Although any government of the Weimar Republic against part of Versailles violated, in 1933 and 1934 the Nazi government had become more open and open by injuring Part V. In 1933, the Germans began building their first submarines since World War I and launched their first submarines in April 1935. [27] On 25 April 1935 The British naval attaché in Germany, Captain Gerard Muirhead-Gould, was officially informed by Captain Leopold Of the Reichsmarine that Germany had installed twelve 250-ton submarines at Kiel. [28] On 29 April 1935, the Minister of Foreign Affairs, Sir John Simon, announced in the British House of Commons that Germany was now building submarines. [28] On 2 May 1935, Prime Minister Ramsay MacDonald informed the House of Representatives that his government intended to enter into a naval pact to settle the future growth of the German navy. [28] Sir SAMUEL HOARE, British Foreign Minister, and Joachim von Ribbentrop, German Special Ambassador, exchanged a series of letters on 18 June forming a comprehensive Anglo-German maritime agreement. The whole of Europe was motivated by the suddenness of the event. 29 cabins. 24/254 (in TNA), third session 26 March 1935; Invitation to the London Naval Conference offered by Simon Hitler. 90 Ministry of Foreign Affairs, Department of the Americas, assistant undersecretary, second negotiator of the Anglo-German agreement on sea ships 1935.

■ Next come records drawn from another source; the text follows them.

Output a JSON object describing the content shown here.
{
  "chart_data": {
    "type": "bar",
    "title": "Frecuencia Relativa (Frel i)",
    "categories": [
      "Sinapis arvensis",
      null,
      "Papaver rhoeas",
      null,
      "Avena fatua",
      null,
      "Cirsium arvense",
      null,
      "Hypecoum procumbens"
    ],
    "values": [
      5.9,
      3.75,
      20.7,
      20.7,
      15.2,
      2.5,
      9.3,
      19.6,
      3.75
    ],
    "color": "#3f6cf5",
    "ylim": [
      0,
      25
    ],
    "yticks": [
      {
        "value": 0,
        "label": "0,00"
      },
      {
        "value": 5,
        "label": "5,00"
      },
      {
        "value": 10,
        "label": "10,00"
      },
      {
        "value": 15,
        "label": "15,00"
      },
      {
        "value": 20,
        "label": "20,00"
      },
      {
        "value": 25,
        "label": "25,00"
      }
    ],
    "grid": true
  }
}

16 Phillips Payson O`Brien, The firm, Admiralty and the perception governing the formation of British naval policy, 1909, 1921-1922, 1927-1936 (Cambridge, 1992). June 1935 was a maritime agreement between Great Britain and Germany that regulated the size of the navy with regard to the Royal Navy. At the Munich Conference that led to the Munich Agreement in September 1938, Hitler Neville Chamberlain said that if UK policy were to “make it clear in certain circumstances” that the UK could intervene in a European war on the European continent, the political conditions for the agreement were no longer met and Germany should denounce it. As a result, Chamberlain introduced it in the Anglo-German declaration of 30 September 1938. [60] Why so much fuss? Shouldn`t Germany`s approval be bowed forever before British naval domination is welcomed with joy by all the friends of peace and all the supporters of the 1919 treaties? Has British maritime domination not been regarded for decades as one of the most important instruments for safeguarding the freedoms of Europe, the most dubious adversary of a nation that plans to place the European continent under its domination? 8 The idea that submarines are primarily a defence weapon was entirely consistent with British naval doctrine. With regard to the position of the Japanese page, see “Report on provisional maritime talks with the Japanese delegation on 27 October 1934” in: Documents on UK foreign policy (`DBFP`), 2. Ser., Volume 13, 37, Naval Commission Memorandum (NCM), (35) 22. With the agreement allowing Germany to build more warships than some Western nations, the French saw the agreement as a betrayal. They said it was more appeasement towards Hitler, and they thought it was the only way to increase Hitler`s appetite. France believed that Britain had no right to exempt the Germans from the maritime restrictions imposed by the Treaty of Versaille.